A scientific breakthrough may give many women suffering from breast cancer a new ray of hope after a group of researchers at the University of Basel in Switzerland said that they have successfully transformed breast cancer cells into fat — “rendering them harmless, and stopping the disease from moving to other parts of the body”.
The researchers took mice implanted with an aggressive form of human breast cancer, and treated them with both a diabetic drug called rosiglitazone and a cancer treatment called trametinib. The team said they exploited a weird pathway that metastasising cancer cells have.
When one cuts their finger, or when a foetus grows organs, the epithelium cells begin to look less like themselves, and more ‘fluid’ – changing into a type of stem cell called a mesenchyme and then reforming into whatever cells the body needs.
This process is called epithelial-mesenchymal transition (EMT) and it’s been known for a while that cancer can use both this and the opposite pathway called MET (mesenchymal-to-epithelial transition), to spread throughout the body and metastasise.
When cancer cells used one of the above-mentioned transition pathways, instead of spreading, they changed from cancer into fat cells – a process called adipogenesis.
“The models used in this study have allowed the evaluation of disseminating cancer cell adipogenesis in the immediate tumour surroundings,” the team wrote in their paper, published in January 2019.
“A combination of rosiglitazone and trametinib efficiently inhibits cancer cell invasion, dissemination, and metastasis formation in various preclinical mouse models of breast cancer,” the team said in the medical journal Cancer Cell.
Although not every cancer cell changed into a fat cell, the ones that underwent adipogenesis didn’t change back. The team said that although not every single cancer cell was transformed in the mice, changing a large portion of the tumour into fat left the remaining cancer vulnerable to treatments like chemotherapy.
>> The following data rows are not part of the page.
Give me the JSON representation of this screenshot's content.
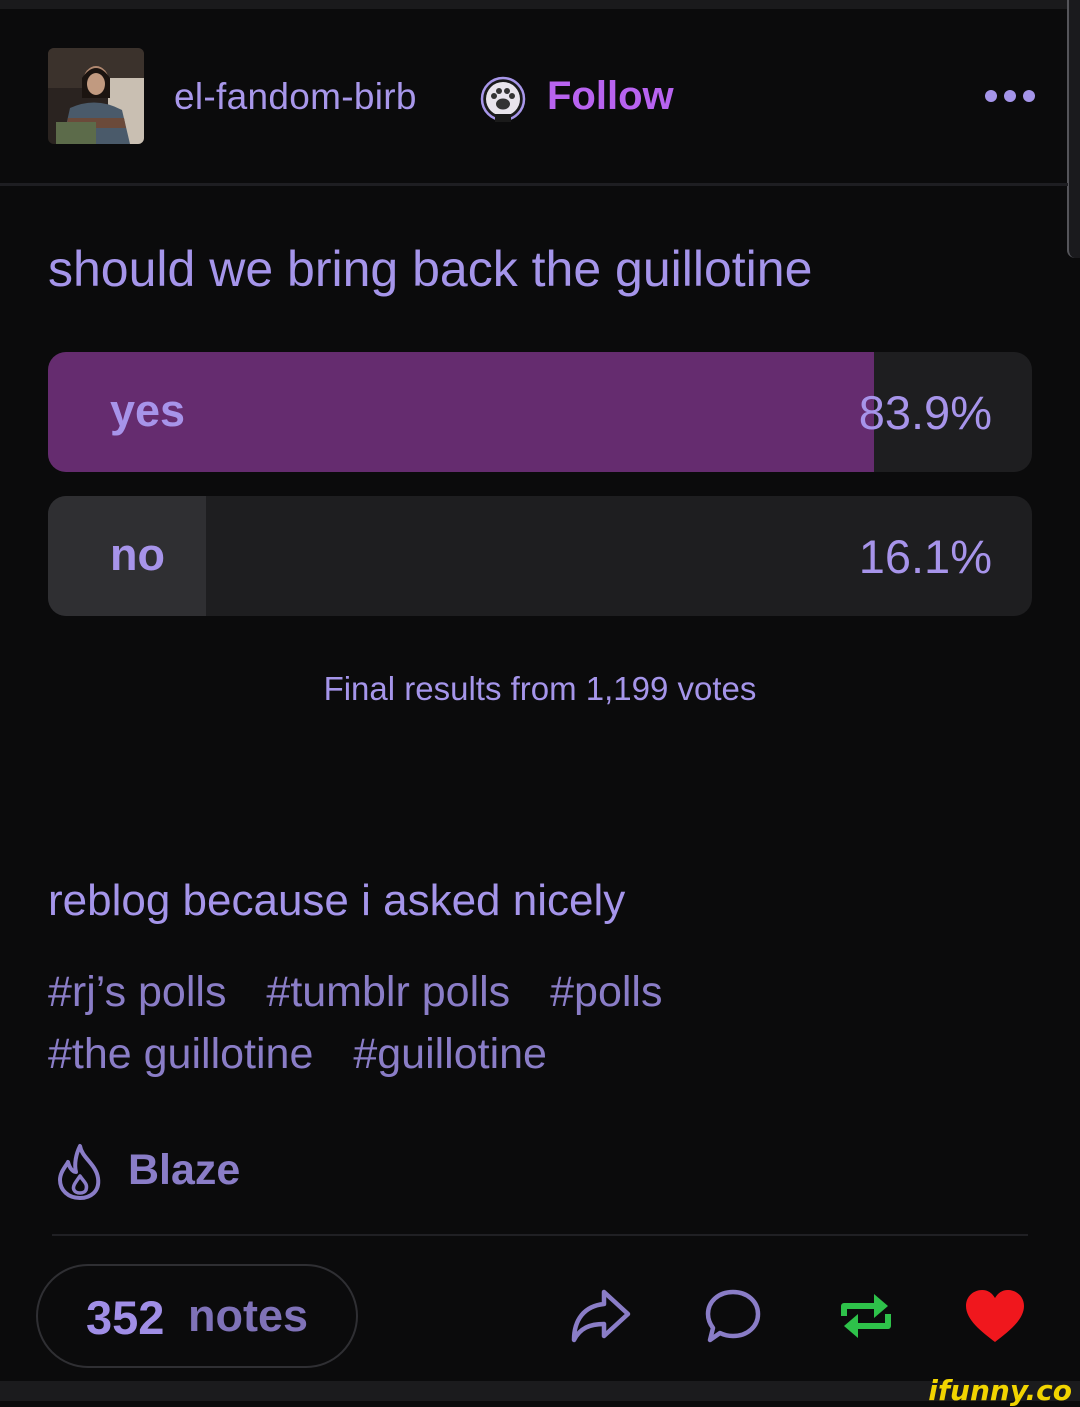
{
  "post": {
    "username": "el-fandom-birb",
    "follow_label": "Follow"
  },
  "poll": {
    "question": "should we bring back the guillotine",
    "options": [
      {
        "label": "yes",
        "percent_text": "83.9%",
        "percent": 83.9
      },
      {
        "label": "no",
        "percent_text": "16.1%",
        "percent": 16.1
      }
    ],
    "results_text": "Final results from 1,199 votes"
  },
  "caption": "reblog because i asked nicely",
  "tags": [
    "#rj’s polls",
    "#tumblr polls",
    "#polls",
    "#the guillotine",
    "#guillotine"
  ],
  "blaze_label": "Blaze",
  "notes": {
    "count": "352",
    "label": "notes"
  },
  "watermark": "ifunny.co",
  "icons": {
    "badge": "paw-icon",
    "more": "ellipsis-icon",
    "blaze": "flame-icon",
    "share": "share-icon",
    "reply": "comment-icon",
    "reblog": "reblog-icon",
    "like": "heart-icon"
  },
  "colors": {
    "background": "#0b0b0c",
    "accent_text": "#a595ea",
    "follow": "#b863f0",
    "poll_fill_yes": "#652c6f",
    "reblog": "#2ec24a",
    "like": "#f0171d"
  }
}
“The breast cancer cells that underwent an EMT not only differentiated into fat cells, but also completely stopped proliferating,” said senior author Gerhard Christofori, a biochemist at the University of Basel, in Switzerland.
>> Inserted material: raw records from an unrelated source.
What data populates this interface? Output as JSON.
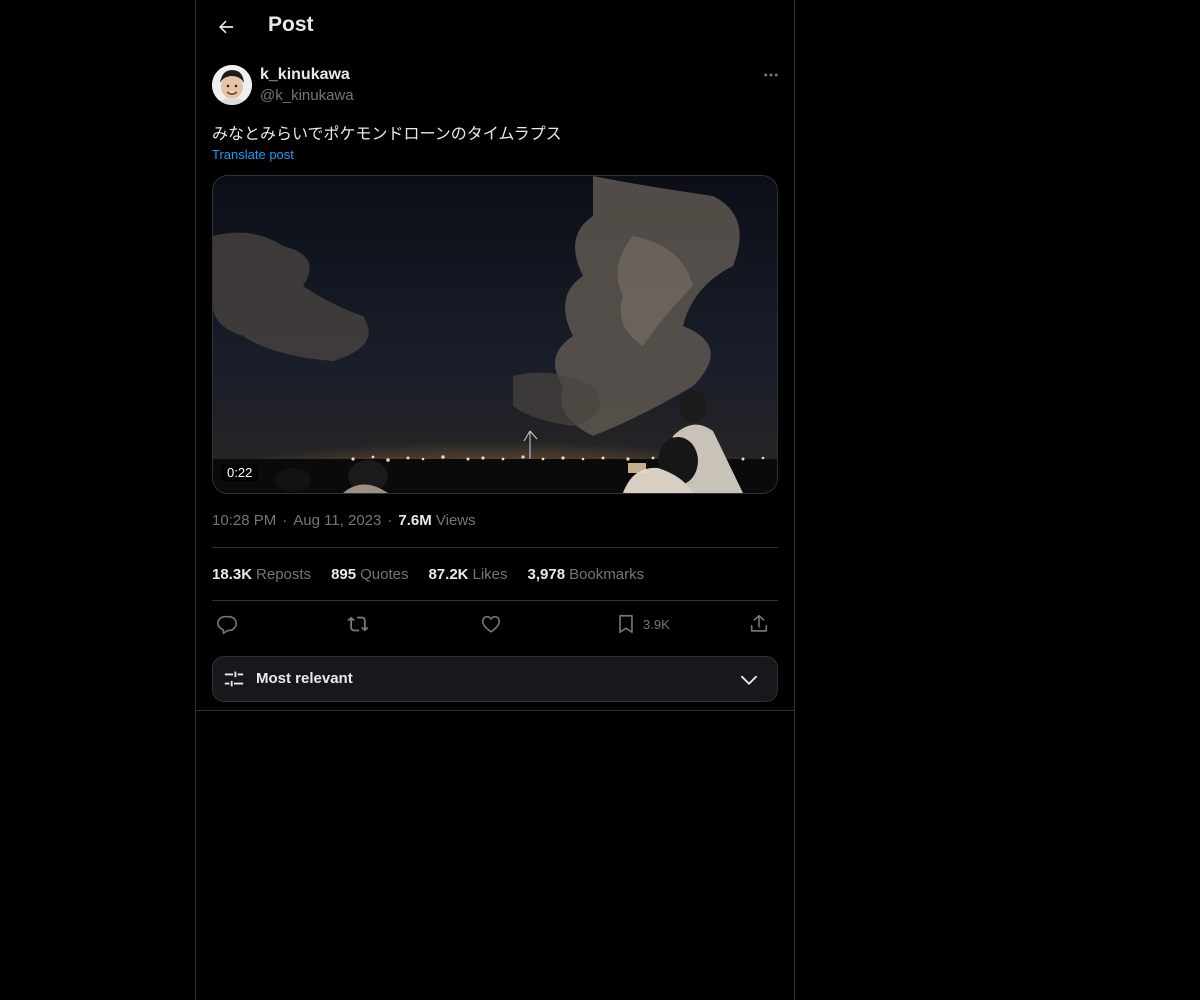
{
  "header": {
    "title": "Post",
    "back_icon": "arrow-left-icon"
  },
  "author": {
    "display_name": "k_kinukawa",
    "handle": "@k_kinukawa",
    "more_icon": "more-horizontal-icon"
  },
  "post": {
    "text": "みなとみらいでポケモンドローンのタイムラプス",
    "translate_label": "Translate post",
    "video_duration": "0:22"
  },
  "meta": {
    "time": "10:28 PM",
    "date": "Aug 11, 2023",
    "views_count": "7.6M",
    "views_label": "Views"
  },
  "stats": [
    {
      "count": "18.3K",
      "label": "Reposts"
    },
    {
      "count": "895",
      "label": "Quotes"
    },
    {
      "count": "87.2K",
      "label": "Likes"
    },
    {
      "count": "3,978",
      "label": "Bookmarks"
    }
  ],
  "actions": {
    "reply_icon": "reply-icon",
    "repost_icon": "repost-icon",
    "like_icon": "heart-icon",
    "bookmark_icon": "bookmark-icon",
    "bookmark_count": "3.9K",
    "share_icon": "share-icon"
  },
  "sort": {
    "label": "Most relevant",
    "icon": "sliders-icon",
    "chevron": "chevron-down-icon"
  },
  "colors": {
    "background": "#000000",
    "text": "#e7e9ea",
    "muted": "#71767b",
    "accent": "#1d9bf0",
    "border": "#2f3336"
  }
}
“As far as we can tell from long-term culture experiments, the cancer cells-turned-fat cells remain fat cells and do not revert back to breast cancer cells.”
So how does this work? Well, as a drug trametinib both increases the transition process of cells — such as cancer cells turning into stem cells — and then increases the conversion of those stem cells into fat cells.
Rosiglitazone was less important, but in combination with trametinib, it also helped the stem cells convert into fat cells.
“Adipogenic differentiation therapy with a combination of rosiglitazone and [trametinib] efficiently inhibits cancer cell invasion, dissemination, and metastasis formation in various preclinical mouse models of breast cancer,” the team wrote.
Meanwhile, the team is investigating whether this therapy would work combined with chemotherapy, and whether it would apply to other types of cancers.
“In future, this innovative therapeutic approach could be used in combination with conventional chemotherapy to suppress both primary tumour growth and the formation of deadly metastases,” Christofori explained to the Press Association.